Par Daniel Landry
Chronique Le monde vu d'ici, Le Nouvelliste, 24 octobre 2020
Aux États-Unis, le processus électoral est bien amorcé. Qui occupera la Maison-Blanche entre 2021 et 2025? On répète ad nauseam que cette élection s’avère historique à plus d’un égard: crises de santé publique et de l’économie, montée de l’intolérance et des radicalismes, présence d’un président hors normes. À n’en point douter, le choix des Américains aura de grandes répercussions sur une myriade d’enjeux de politique interne, de même que sur la stabilité de ce pays au sortir de la pandémie de COVID-19. Mais qu’en est-il des impacts en politique étrangère?
La réélection de Donald J. Trump annoncerait la continuité des orientations prises depuis 2017. Durant cette période, les États-Unis sont devenus le plus grand ennemi du multilatéralisme. L’imprévisible président ne respecte les accords et signatures du passé que s’il le souhaite. Et il se réserve le droit de se dédire aussi souvent qu’il le désire. À titre d’exemples, les accords commerciaux nord-américains ou ceux avec la Chine sont sans cesse renégociés depuis 2017, l’accord de Vienne sur le nucléaire iranien a été renié (2018), un retrait d’un accord sur le nucléaire avec la Russie a également été annoncé (2019), l’accord de Paris sur le climat a été rejeté (2019). Qui plus est, l’administration américaine s’éloigne graduellement de toutes les tables de discussion avec les autres États, et ce, dans une foule de domaines: militaire (OTAN), paix (ONU) et santé (OMS), économie et développement (G7 et G20). Elle se comporte comme si elle n’avait besoin des autres en aucune circonstance, selon les préceptes d’un isolationnisme nouveau genre. «America First!» scandent les supporters de Trump. «America Only!» faudrait-il entendre?
Sur le plan géopolitique, difficile de bien comprendre les orientations américaines, puisque celles-ci semblent se construire en fonction de l’humeur présidentielle plutôt qu’en fonction d’une idéologie ou d’un programme.
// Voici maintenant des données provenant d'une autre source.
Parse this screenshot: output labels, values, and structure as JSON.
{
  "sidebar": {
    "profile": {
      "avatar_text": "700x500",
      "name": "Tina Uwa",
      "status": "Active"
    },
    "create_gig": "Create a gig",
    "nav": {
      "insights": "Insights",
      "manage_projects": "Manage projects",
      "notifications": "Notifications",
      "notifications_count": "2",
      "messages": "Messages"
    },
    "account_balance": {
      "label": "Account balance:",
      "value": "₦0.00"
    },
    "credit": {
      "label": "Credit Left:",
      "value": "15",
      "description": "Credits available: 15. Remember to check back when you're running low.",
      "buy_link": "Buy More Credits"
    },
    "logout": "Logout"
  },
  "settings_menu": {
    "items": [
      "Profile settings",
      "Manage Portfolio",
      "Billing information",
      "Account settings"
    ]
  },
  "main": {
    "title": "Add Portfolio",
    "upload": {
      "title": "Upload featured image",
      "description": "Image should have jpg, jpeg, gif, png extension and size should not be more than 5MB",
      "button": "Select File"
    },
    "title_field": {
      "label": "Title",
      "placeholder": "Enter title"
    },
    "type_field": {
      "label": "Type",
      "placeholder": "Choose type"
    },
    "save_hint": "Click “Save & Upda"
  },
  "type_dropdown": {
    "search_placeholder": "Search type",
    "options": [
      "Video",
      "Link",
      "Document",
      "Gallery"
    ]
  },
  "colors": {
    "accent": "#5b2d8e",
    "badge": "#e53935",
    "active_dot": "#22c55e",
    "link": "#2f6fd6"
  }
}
En cohérence avec une politique isolationniste, on se retire de Syrie, d’Irak et d’Afghanistan, même au risque d’abandonner des alliés (les Kurdes de Syrie) ou de laisser les rebelles du passé revenir en force (les Talibans d’Afghanistan). Mais en fonction d’une politique clairement interventionniste, on reconnaît Jérusalem comme capitale d’Israël (2018) et on assassine le général iranien Soleimani (janvier 2020). C’est sans compter que les nouvelles alliances semblent désormais déterminées en fonction des accointances de Trump. Pour entretenir de bonnes relations avec les États-Unis, vaut clairement mieux être un homme de style autoritaire. D’où ces rivalités empreintes d’un troublant respect (réciproque?) entre le président et certains de ses homologues: Poutine, Kim, Xi ou Bolsonaro.
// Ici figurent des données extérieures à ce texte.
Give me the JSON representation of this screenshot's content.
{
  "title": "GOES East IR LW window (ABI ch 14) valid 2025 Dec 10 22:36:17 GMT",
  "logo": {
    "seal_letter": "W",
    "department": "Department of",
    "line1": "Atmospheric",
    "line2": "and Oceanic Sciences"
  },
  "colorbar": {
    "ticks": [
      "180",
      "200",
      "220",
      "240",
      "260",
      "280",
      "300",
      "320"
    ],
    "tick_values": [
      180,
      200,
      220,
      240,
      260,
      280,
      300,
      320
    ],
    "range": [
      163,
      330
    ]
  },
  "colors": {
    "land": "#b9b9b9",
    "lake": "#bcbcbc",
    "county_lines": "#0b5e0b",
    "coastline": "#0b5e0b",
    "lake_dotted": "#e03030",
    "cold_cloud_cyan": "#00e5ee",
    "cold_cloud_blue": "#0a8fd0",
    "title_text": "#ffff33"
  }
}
L’alternative à Trump s’appelle Joseph Biden et il semble que son élection devienne de plus en plus nécessaire pour assurer une stabilité mondiale d’ici 2025. Prioritairement, un éventuel président Biden devra s’occuper de la gestion de la pandémie et s’assurer que les États-Unis redeviennent un leader en matière de collaboration en temps de crise. Biden aura également à aligner la superpuissance planétaire vers des objectifs ambitieux en matière de changements climatiques, et ce, en rétablissant les liens dénoués et les partenariats défaits depuis quatre ans. En définitive, s’il espère démontrer que Trump n’a été qu’une malheureuse parenthèse dans l’histoire des relations internationales, il devra impérativement reconstruire cette confiance si essentielle aux relations multilatérales. Par l’élection du candidat Biden, il y a lieu de croire que les risques de conflits (commerciaux, politiques ou militaires) seraient réduits entre les États-Unis et la Chine, la Russie, l’Iran ou la Corée du Nord.
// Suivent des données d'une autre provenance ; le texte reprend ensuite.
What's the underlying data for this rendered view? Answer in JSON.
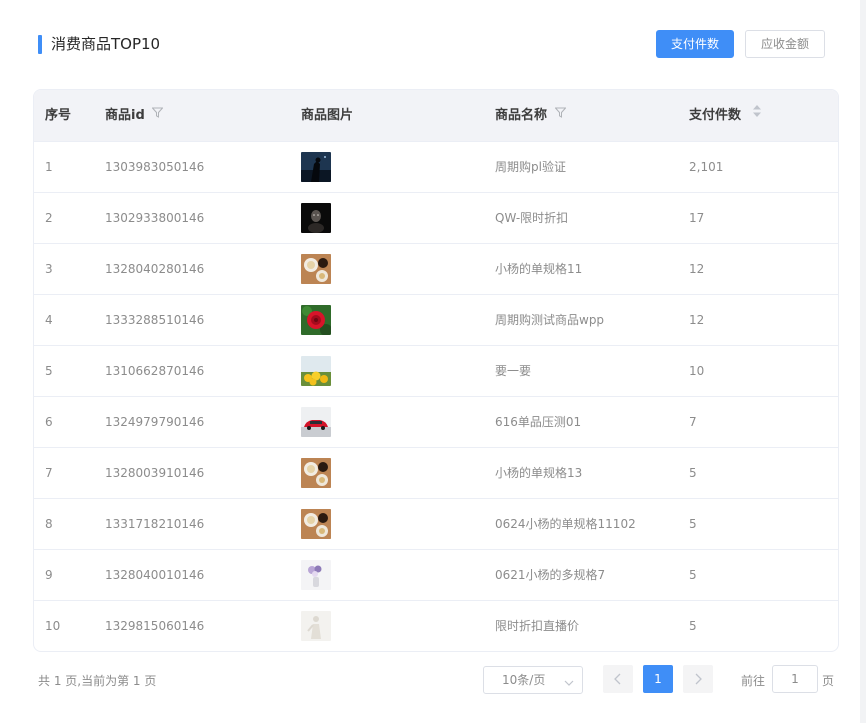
{
  "header": {
    "title": "消费商品TOP10",
    "buttons": [
      {
        "label": "支付件数",
        "active": true
      },
      {
        "label": "应收金额",
        "active": false
      }
    ]
  },
  "table": {
    "columns": [
      {
        "label": "序号",
        "filter": false,
        "sort": false
      },
      {
        "label": "商品id",
        "filter": true,
        "sort": false
      },
      {
        "label": "商品图片",
        "filter": false,
        "sort": false
      },
      {
        "label": "商品名称",
        "filter": true,
        "sort": false
      },
      {
        "label": "支付件数",
        "filter": false,
        "sort": true
      }
    ],
    "rows": [
      {
        "index": "1",
        "id": "1303983050146",
        "image": "night-silhouette-photo",
        "name": "周期购pl验证",
        "count": "2,101"
      },
      {
        "index": "2",
        "id": "1302933800146",
        "image": "dark-portrait-photo",
        "name": "QW-限时折扣",
        "count": "17"
      },
      {
        "index": "3",
        "id": "1328040280146",
        "image": "coffee-food-photo",
        "name": "小杨的单规格11",
        "count": "12"
      },
      {
        "index": "4",
        "id": "1333288510146",
        "image": "red-flower-photo",
        "name": "周期购测试商品wpp",
        "count": "12"
      },
      {
        "index": "5",
        "id": "1310662870146",
        "image": "lemons-field-photo",
        "name": "要一要",
        "count": "10"
      },
      {
        "index": "6",
        "id": "1324979790146",
        "image": "red-car-photo",
        "name": "616单品压测01",
        "count": "7"
      },
      {
        "index": "7",
        "id": "1328003910146",
        "image": "coffee-food-photo",
        "name": "小杨的单规格13",
        "count": "5"
      },
      {
        "index": "8",
        "id": "1331718210146",
        "image": "coffee-food-photo",
        "name": "0624小杨的单规格11102",
        "count": "5"
      },
      {
        "index": "9",
        "id": "1328040010146",
        "image": "flower-vase-photo",
        "name": "0621小杨的多规格7",
        "count": "5"
      },
      {
        "index": "10",
        "id": "1329815060146",
        "image": "white-figure-photo",
        "name": "限时折扣直播价",
        "count": "5"
      }
    ]
  },
  "pagination": {
    "summary": "共 1 页,当前为第 1 页",
    "page_size": "10条/页",
    "current_page": "1",
    "goto_prefix": "前往",
    "goto_value": "1",
    "goto_suffix": "页"
  },
  "colors": {
    "accent": "#3f8ef7",
    "header_bg": "#f2f3f7",
    "text_muted": "#8c8c8c"
  },
  "icons": {
    "filter": "filter-icon",
    "sort": "sort-caret-icon",
    "prev": "chevron-left-icon",
    "next": "chevron-right-icon",
    "dropdown": "chevron-down-icon"
  }
}
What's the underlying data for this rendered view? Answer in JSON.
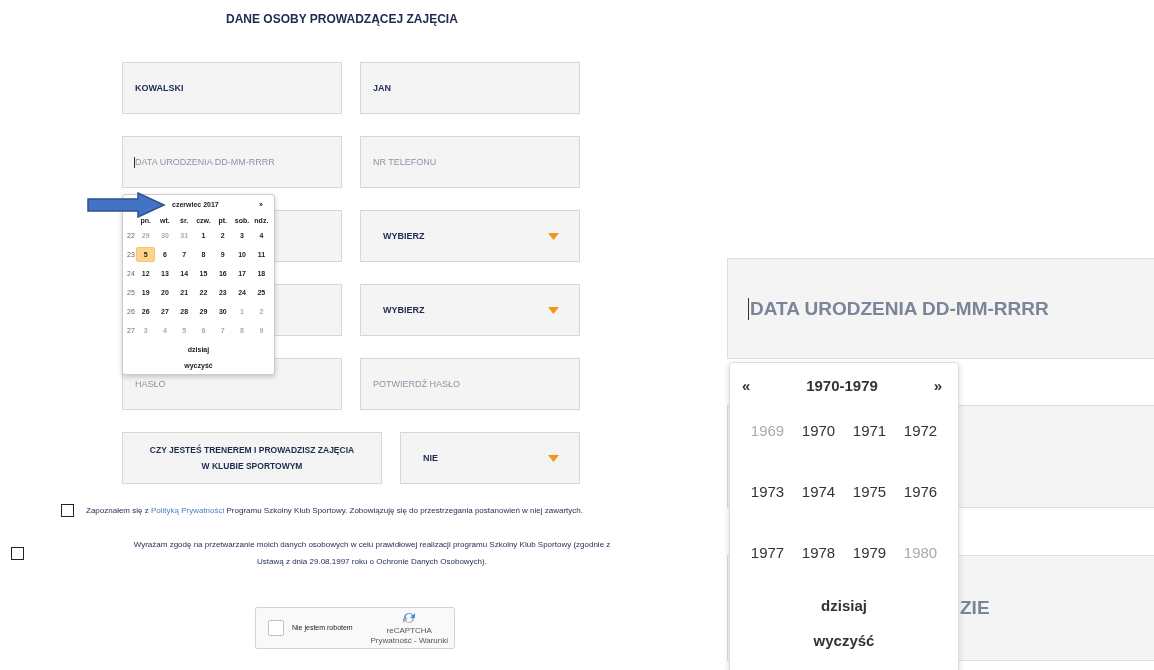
{
  "title": "DANE OSOBY PROWADZĄCEJ ZAJĘCIA",
  "rows": [
    {
      "fields": [
        {
          "kind": "text",
          "value": "KOWALSKI"
        },
        {
          "kind": "text",
          "value": "JAN"
        }
      ]
    },
    {
      "fields": [
        {
          "kind": "text",
          "placeholder": "DATA URODZENIA DD-MM-RRRR",
          "focused": true
        },
        {
          "kind": "text",
          "placeholder": "NR TELEFONU"
        }
      ]
    },
    {
      "fields": [
        {
          "kind": "text"
        },
        {
          "kind": "select",
          "value": "WYBIERZ"
        }
      ]
    },
    {
      "fields": [
        {
          "kind": "text"
        },
        {
          "kind": "select",
          "value": "WYBIERZ"
        }
      ]
    },
    {
      "fields": [
        {
          "kind": "text",
          "placeholder": "HASŁO"
        },
        {
          "kind": "text",
          "placeholder": "POTWIERDŹ HASŁO"
        }
      ]
    },
    {
      "fields": [
        {
          "kind": "question",
          "lines": [
            "CZY JESTEŚ TRENEREM I PROWADZISZ ZAJĘCIA",
            "W KLUBIE SPORTOWYM"
          ]
        },
        {
          "kind": "select",
          "value": "NIE"
        }
      ]
    }
  ],
  "consents": [
    {
      "checked": false,
      "before": "Zapoznałem się z ",
      "link": "Polityką Prywatności",
      "after": " Programu Szkolny Klub Sportowy. Zobowiązuję się do przestrzegania postanowień w niej zawartych."
    },
    {
      "checked": false,
      "lines": [
        "Wyrażam zgodę na przetwarzanie moich danych osobowych w celu prawidłowej realizacji programu Szkolny Klub Sportowy (zgodnie z",
        "Ustawą z dnia 29.08.1997 roku o Ochronie Danych Osobowych)."
      ]
    }
  ],
  "captcha": {
    "checked": false,
    "label": "Nie jestem robotem",
    "brand": "reCAPTCHA",
    "terms": "Prywatność - Warunki"
  },
  "calendar": {
    "month": "czerwiec 2017",
    "next": "»",
    "weekdays": [
      "pn.",
      "wt.",
      "śr.",
      "czw.",
      "pt.",
      "sob.",
      "ndz."
    ],
    "weeks": [
      {
        "number": "22",
        "days": [
          {
            "label": "29",
            "muted": true,
            "selected": false
          },
          {
            "label": "30",
            "muted": true,
            "selected": false
          },
          {
            "label": "31",
            "muted": true,
            "selected": false
          },
          {
            "label": "1",
            "muted": false,
            "selected": false
          },
          {
            "label": "2",
            "muted": false,
            "selected": false
          },
          {
            "label": "3",
            "muted": false,
            "selected": false
          },
          {
            "label": "4",
            "muted": false,
            "selected": false
          }
        ]
      },
      {
        "number": "23",
        "days": [
          {
            "label": "5",
            "muted": false,
            "selected": true
          },
          {
            "label": "6",
            "muted": false,
            "selected": false
          },
          {
            "label": "7",
            "muted": false,
            "selected": false
          },
          {
            "label": "8",
            "muted": false,
            "selected": false
          },
          {
            "label": "9",
            "muted": false,
            "selected": false
          },
          {
            "label": "10",
            "muted": false,
            "selected": false
          },
          {
            "label": "11",
            "muted": false,
            "selected": false
          }
        ]
      },
      {
        "number": "24",
        "days": [
          {
            "label": "12",
            "muted": false,
            "selected": false
          },
          {
            "label": "13",
            "muted": false,
            "selected": false
          },
          {
            "label": "14",
            "muted": false,
            "selected": false
          },
          {
            "label": "15",
            "muted": false,
            "selected": false
          },
          {
            "label": "16",
            "muted": false,
            "selected": false
          },
          {
            "label": "17",
            "muted": false,
            "selected": false
          },
          {
            "label": "18",
            "muted": false,
            "selected": false
          }
        ]
      },
      {
        "number": "25",
        "days": [
          {
            "label": "19",
            "muted": false,
            "selected": false
          },
          {
            "label": "20",
            "muted": false,
            "selected": false
          },
          {
            "label": "21",
            "muted": false,
            "selected": false
          },
          {
            "label": "22",
            "muted": false,
            "selected": false
          },
          {
            "label": "23",
            "muted": false,
            "selected": false
          },
          {
            "label": "24",
            "muted": false,
            "selected": false
          },
          {
            "label": "25",
            "muted": false,
            "selected": false
          }
        ]
      },
      {
        "number": "26",
        "days": [
          {
            "label": "26",
            "muted": false,
            "selected": false
          },
          {
            "label": "27",
            "muted": false,
            "selected": false
          },
          {
            "label": "28",
            "muted": false,
            "selected": false
          },
          {
            "label": "29",
            "muted": false,
            "selected": false
          },
          {
            "label": "30",
            "muted": false,
            "selected": false
          },
          {
            "label": "1",
            "muted": true,
            "selected": false
          },
          {
            "label": "2",
            "muted": true,
            "selected": false
          }
        ]
      },
      {
        "number": "27",
        "days": [
          {
            "label": "3",
            "muted": true,
            "selected": false
          },
          {
            "label": "4",
            "muted": true,
            "selected": false
          },
          {
            "label": "5",
            "muted": true,
            "selected": false
          },
          {
            "label": "6",
            "muted": true,
            "selected": false
          },
          {
            "label": "7",
            "muted": true,
            "selected": false
          },
          {
            "label": "8",
            "muted": true,
            "selected": false
          },
          {
            "label": "9",
            "muted": true,
            "selected": false
          }
        ]
      }
    ],
    "today": "dzisiaj",
    "clear": "wyczyść"
  },
  "inset": {
    "focused": true,
    "placeholder": "DATA URODZENIA DD-MM-RRRR",
    "hidden_text": "ZIE",
    "prev": "«",
    "decade": "1970-1979",
    "next": "»",
    "years": [
      {
        "label": "1969",
        "muted": true
      },
      {
        "label": "1970",
        "muted": false
      },
      {
        "label": "1971",
        "muted": false
      },
      {
        "label": "1972",
        "muted": false
      },
      {
        "label": "1973",
        "muted": false
      },
      {
        "label": "1974",
        "muted": false
      },
      {
        "label": "1975",
        "muted": false
      },
      {
        "label": "1976",
        "muted": false
      },
      {
        "label": "1977",
        "muted": false
      },
      {
        "label": "1978",
        "muted": false
      },
      {
        "label": "1979",
        "muted": false
      },
      {
        "label": "1980",
        "muted": true
      }
    ],
    "today": "dzisiaj",
    "clear": "wyczyść"
  }
}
S’il l’emporte le 3 novembre 2020, Joe Biden ne sera assurément pas le président le plus progressiste de l’histoire américaine. Au contraire! Il est plutôt reconnu comme le représentant de l’establishment de son parti et comme un candidat assez modéré. Pourtant, ce 46e président pourrait passer à l’histoire, ne serait-ce qu’en rompant avec l’héritage trumpiste et en réorientant l’Amérique vers un esprit de collaboration internationale plus vaste.